Trades unions claim the council should have done more to engage people and present possible alternatives to austerity cuts. They also point to a public meeting at the Council House as part of the consultation which no councillor attended.
But leading Labour councillors say they have done all they can within financial constraints to try to stimulate debate and spell out the drastic nature of the cuts.
They have repeatedly warned in media interviews that next month’s budget with usher in a period of unprecedented cuts to services which people “will see and feel” – blaming government funding cuts to the council’s budget of a third since the coalition came to power in 2010.
Budget plans also propose:
* More cuts to adult social care.
* The popular annual Godiva Festival in the War Memorial Park being held once every two years.
* Major funding cuts to charities helping the vulnerable.
* Reduced opening hours at the cultural “crown jewels” such as the Herbert Art Gallery and transport museum.
* Less street cleaning and graffiti removal.
* Fewer sports pitches.
* Fewer school lollipop ladies, unless schools can afford to run them.
* Closing the Priory Visitor Centre in Priory Row, which showcases archeological findings from the city’s first cathedral.
Jane Nellist, of the Coventry Trades Council, said: “The consultation has been dreadful. You can hardly call it a consultation.
“When we’ve gone out on the streets talking to people. They don’t know the level of cuts, and that’s worrying.
“The council has just managed to fulfil its statutory obligations to consult, but has not successfully engaged with people in Coventry about the scale of the cuts and what alternatives there could be.
“The trades unions’ alternative is to use council reserves and to mount a serious campaign with other councils to challenge the amount of government grant this city and other cities get. That has not been taken seriously with these councillors.

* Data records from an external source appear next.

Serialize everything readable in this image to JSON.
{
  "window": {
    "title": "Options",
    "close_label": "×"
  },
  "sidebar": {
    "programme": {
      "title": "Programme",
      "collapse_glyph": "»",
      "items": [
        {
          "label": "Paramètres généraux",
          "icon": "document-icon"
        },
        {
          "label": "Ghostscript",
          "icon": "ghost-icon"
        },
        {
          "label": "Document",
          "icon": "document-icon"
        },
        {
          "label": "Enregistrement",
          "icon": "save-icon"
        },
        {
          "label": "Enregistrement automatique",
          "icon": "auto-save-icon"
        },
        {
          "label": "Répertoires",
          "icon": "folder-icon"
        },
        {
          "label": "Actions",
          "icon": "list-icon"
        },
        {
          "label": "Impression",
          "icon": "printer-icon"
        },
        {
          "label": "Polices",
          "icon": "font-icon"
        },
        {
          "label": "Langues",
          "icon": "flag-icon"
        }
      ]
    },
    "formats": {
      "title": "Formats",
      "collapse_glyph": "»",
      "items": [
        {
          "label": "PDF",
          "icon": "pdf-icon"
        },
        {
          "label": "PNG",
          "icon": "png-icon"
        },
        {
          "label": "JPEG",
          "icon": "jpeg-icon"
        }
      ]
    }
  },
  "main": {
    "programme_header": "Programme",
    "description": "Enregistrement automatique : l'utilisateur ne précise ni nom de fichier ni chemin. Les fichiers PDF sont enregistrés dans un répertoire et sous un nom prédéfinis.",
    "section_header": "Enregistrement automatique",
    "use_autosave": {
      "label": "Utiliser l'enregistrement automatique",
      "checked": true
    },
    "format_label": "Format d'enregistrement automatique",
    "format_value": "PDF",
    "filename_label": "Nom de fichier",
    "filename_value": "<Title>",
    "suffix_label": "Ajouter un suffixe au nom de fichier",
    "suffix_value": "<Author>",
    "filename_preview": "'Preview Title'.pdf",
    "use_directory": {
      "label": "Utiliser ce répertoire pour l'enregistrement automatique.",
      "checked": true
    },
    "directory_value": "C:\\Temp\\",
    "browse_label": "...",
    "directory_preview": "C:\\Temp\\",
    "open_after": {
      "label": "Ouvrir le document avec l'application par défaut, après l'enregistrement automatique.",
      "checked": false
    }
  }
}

“It worrying when the statutory consultation requires a few meetings which no councillor attended for at least one of those meetings, despite them saying they wanted to listen and hear people’s views.
“If they use this consultation as a green light for cuts, that’s very dangerous.
“I don’t think they’ve properly explained to people the serious situation this city faces. The services people rely on, particularly the vulnerable, won’t be there anymore.
“The questions in the public consultation document reflected the Tories’ idea of the ‘Big Society’ with people and volunteers taking over libraries and other services. That’s not public services, and it won’t work.”
A demonstration against the cuts starts at the transport museum in Millennium Place, city centre, on February 21 at 12 noon, before councillors meet to finalise the budget at 2pm.
Councillor Damian Gannon, cabinet member for finance, said: “We’re pleased with the public consultation.
“We’ve done more to engage the public with this consultation round, with countless media interviews, public meetings and using social media. Lots of people have had an opportunity to take part. This seems like more party politics by the Nellists.
“With public consultations we need to balance the amount of spending on telling people how badly these cuts are going to affect them, against us not having much money to spend.”